現実世界では、メンテナンス作業員のために、長々と続く線路に異常を知らせる色付けが不可能でも、メタバースのデジタル空間では可能です。
鉄道事業ノウハウの詰め合わせ
──デジタル空間だからできることはほかにもありますか?
中村: 鉄道車両を再現するのも可能です。座席の色を瞬時にも変えられます。列車内の雰囲気をがらりと変えられ、内装デザインを決める際の参考にできます。また、車両の構造自体を確認したい際は、座席そのものも取り払い、フレームのみを見られます。
さらに、フレームのみの車両には、緑色や赤色の球体が浮かび上がります。そこには日立がこれまで設計や製造で得られたノウハウが表示されます。
──どのようなノウハウでしょうか?
中村: 球体には「設計変更」や「運用情報」といった文字が並んで表示されます。「設計変更」と表示された球体に近づくと、紙の設計書が出てきます。設計書には、部品の仕様が変更されたことが書かれています。
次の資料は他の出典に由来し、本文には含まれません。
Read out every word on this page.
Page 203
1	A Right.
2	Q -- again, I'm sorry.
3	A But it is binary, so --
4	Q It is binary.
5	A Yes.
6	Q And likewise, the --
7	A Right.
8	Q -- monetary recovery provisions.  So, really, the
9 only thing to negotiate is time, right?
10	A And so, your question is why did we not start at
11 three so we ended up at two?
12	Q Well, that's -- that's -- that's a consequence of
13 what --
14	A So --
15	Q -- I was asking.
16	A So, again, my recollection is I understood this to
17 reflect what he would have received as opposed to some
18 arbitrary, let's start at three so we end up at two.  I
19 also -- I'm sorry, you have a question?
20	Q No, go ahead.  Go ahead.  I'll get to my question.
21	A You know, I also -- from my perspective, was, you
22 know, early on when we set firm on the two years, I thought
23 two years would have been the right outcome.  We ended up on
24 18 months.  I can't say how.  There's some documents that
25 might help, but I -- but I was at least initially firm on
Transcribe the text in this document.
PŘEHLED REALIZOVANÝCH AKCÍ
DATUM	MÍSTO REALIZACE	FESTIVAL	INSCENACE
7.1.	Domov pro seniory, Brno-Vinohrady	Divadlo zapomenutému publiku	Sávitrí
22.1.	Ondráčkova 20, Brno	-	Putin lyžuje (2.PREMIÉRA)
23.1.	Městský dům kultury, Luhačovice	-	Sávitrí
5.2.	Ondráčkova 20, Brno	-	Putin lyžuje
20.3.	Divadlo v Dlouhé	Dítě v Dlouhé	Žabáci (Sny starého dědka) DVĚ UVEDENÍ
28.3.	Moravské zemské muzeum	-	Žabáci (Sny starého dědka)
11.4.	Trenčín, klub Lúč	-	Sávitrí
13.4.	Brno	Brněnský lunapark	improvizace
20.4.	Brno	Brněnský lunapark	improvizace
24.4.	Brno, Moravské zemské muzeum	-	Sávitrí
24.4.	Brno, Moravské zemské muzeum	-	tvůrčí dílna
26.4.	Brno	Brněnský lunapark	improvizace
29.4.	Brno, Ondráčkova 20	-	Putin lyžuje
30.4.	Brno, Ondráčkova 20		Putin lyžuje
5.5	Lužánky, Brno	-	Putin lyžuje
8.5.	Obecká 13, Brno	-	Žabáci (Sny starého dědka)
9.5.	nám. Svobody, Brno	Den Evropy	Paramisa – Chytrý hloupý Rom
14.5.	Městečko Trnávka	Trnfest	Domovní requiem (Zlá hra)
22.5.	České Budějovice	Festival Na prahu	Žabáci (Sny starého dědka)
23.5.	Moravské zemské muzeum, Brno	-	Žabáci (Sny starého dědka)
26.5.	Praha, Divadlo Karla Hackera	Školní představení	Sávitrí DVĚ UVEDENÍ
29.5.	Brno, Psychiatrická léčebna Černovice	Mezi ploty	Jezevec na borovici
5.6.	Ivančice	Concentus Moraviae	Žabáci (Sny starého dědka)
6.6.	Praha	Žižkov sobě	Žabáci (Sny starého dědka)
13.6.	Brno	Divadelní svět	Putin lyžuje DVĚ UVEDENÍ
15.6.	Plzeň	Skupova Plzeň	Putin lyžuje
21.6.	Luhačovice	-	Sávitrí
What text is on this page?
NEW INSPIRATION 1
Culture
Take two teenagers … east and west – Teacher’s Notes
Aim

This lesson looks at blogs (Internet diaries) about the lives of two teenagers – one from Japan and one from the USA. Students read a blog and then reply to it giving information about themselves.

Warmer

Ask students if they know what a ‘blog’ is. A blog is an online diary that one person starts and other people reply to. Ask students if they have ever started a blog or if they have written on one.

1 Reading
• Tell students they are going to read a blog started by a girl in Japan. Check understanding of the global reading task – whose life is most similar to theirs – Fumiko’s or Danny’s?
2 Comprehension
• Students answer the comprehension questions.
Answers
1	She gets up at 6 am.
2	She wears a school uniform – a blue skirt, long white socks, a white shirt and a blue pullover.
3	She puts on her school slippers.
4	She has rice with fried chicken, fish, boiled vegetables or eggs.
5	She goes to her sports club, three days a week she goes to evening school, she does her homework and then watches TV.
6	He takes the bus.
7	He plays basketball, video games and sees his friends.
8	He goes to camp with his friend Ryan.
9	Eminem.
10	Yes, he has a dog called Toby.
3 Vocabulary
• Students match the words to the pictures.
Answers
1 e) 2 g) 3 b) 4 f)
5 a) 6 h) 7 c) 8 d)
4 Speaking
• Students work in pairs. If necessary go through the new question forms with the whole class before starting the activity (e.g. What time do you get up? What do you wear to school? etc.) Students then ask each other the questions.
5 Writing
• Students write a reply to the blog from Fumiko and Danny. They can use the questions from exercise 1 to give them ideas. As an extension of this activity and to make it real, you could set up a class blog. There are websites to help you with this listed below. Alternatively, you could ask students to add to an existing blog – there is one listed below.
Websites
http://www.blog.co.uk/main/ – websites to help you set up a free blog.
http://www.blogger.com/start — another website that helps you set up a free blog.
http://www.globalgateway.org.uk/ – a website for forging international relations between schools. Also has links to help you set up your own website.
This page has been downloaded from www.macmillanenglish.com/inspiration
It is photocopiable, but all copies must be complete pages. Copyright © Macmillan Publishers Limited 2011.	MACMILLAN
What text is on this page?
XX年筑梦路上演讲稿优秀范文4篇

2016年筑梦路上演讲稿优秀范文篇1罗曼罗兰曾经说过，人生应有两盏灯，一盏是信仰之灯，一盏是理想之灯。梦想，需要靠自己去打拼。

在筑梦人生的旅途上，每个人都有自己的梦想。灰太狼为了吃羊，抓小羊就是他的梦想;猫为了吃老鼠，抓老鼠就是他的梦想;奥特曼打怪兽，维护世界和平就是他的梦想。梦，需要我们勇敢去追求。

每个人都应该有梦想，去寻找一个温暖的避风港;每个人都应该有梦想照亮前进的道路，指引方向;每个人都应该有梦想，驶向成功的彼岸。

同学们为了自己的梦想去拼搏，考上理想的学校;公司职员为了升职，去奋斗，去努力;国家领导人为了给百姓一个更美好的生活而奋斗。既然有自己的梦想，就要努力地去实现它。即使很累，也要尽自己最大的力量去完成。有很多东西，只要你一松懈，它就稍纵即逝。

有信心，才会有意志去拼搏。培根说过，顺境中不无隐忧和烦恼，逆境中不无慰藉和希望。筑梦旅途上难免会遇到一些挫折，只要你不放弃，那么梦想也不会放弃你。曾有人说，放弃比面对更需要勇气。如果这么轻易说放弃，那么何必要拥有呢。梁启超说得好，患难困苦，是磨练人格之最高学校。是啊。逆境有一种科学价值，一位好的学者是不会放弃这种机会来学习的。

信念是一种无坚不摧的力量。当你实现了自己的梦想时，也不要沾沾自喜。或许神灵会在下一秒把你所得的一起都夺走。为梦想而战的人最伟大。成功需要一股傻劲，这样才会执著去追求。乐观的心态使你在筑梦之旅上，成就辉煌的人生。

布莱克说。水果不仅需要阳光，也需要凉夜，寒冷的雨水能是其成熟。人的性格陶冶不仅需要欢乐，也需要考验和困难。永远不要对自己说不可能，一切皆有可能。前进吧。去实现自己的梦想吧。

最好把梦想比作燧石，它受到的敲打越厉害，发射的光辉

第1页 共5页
また、設計書だけではなく、工具が現れ、工具と車両ドアの溝部分が赤く点滅し始めます。元の設計では工具が溝部分に入らなかったことを警告し、設計書に書かれている設計変更の理由を分かりやすく演出しています。
メタバースが次の社会インフラに
──メタバースに注目したきっかけは何ですか?
中村: きっかけはメタバースのゲームでした。私もゲームとしてメタバースを楽しんでいました。そこではプレイヤーがそれぞれ道路や橋といった社会インフラを整えていくことで、お互いにゲーム進行をサポートすることができました。社会インフラを整えていけば、周りのプレイヤーから賞賛されるのです。
一方、現実の社会インフラを保守している人はなかなか評価されません。そうした状況を変えるために、生活を支えるすごい技術を分かりやすく見せたかったのです。メタバースなら再現できそうでした。
──どうしてメタバースなのでしょうか?
中村: 紙の資料のデータ化は進んでいますが、ほかの部署のデータがどこに保存されているか、そもそもその存在自体を知らないことさえあります。ノウハウを体系化することで、過去の気づき、失敗や成功を誰もが学べます。
鍵となるのは空間です。メタバースという空間を通じて、複数人が体験として容易に理解できる体系をつくりあげられるのです。ノウハウは体系化しないとなかなか次世代に受け継がれてはいきません。
──メタバースを現実に投影しようとしたのはなぜですか?
中村:ゴーグルの装着感を嫌う現場作業員の意見がたくさんありました。現実に投影することで、実際に作業員が集まって会話もできます。もちろん、ゴーグルを着けて遠隔地からの参加も可能です。フィジカル(現実)とリモートの混合の使用で、それぞれのいいとこ取りができます。
──メタバースは鉄道事業にどう活用されていくと思いますか?
中村:鉄道メタバースを活用することで、作業員が体験学習によりスキルの向上をもっと実感できたり、横のつながりをつくってお互いを高め合ったりできると考えています。これは社会インフラを支える人のウェルビーイング向上にもつながっていきます。
さらに線路、車両、駅や指令室のメタバースをつくりあげることによって、プランニング、オペレーション、メンテナンスでそれぞれ活用していくことを考えています。人材不足問題に対応するため、メタバースによる時差を利用した海外からのオペレーションやメンテナンスも夢ではありません。
メタバースは将来の社会インフラになっていくとみています。鉄道だけでなく、社会インフラ全体を支えていく可能性を秘めています。メタバースを活用して、社会インフラで事故や困りごとが発生しない世界をつくっていきたいです。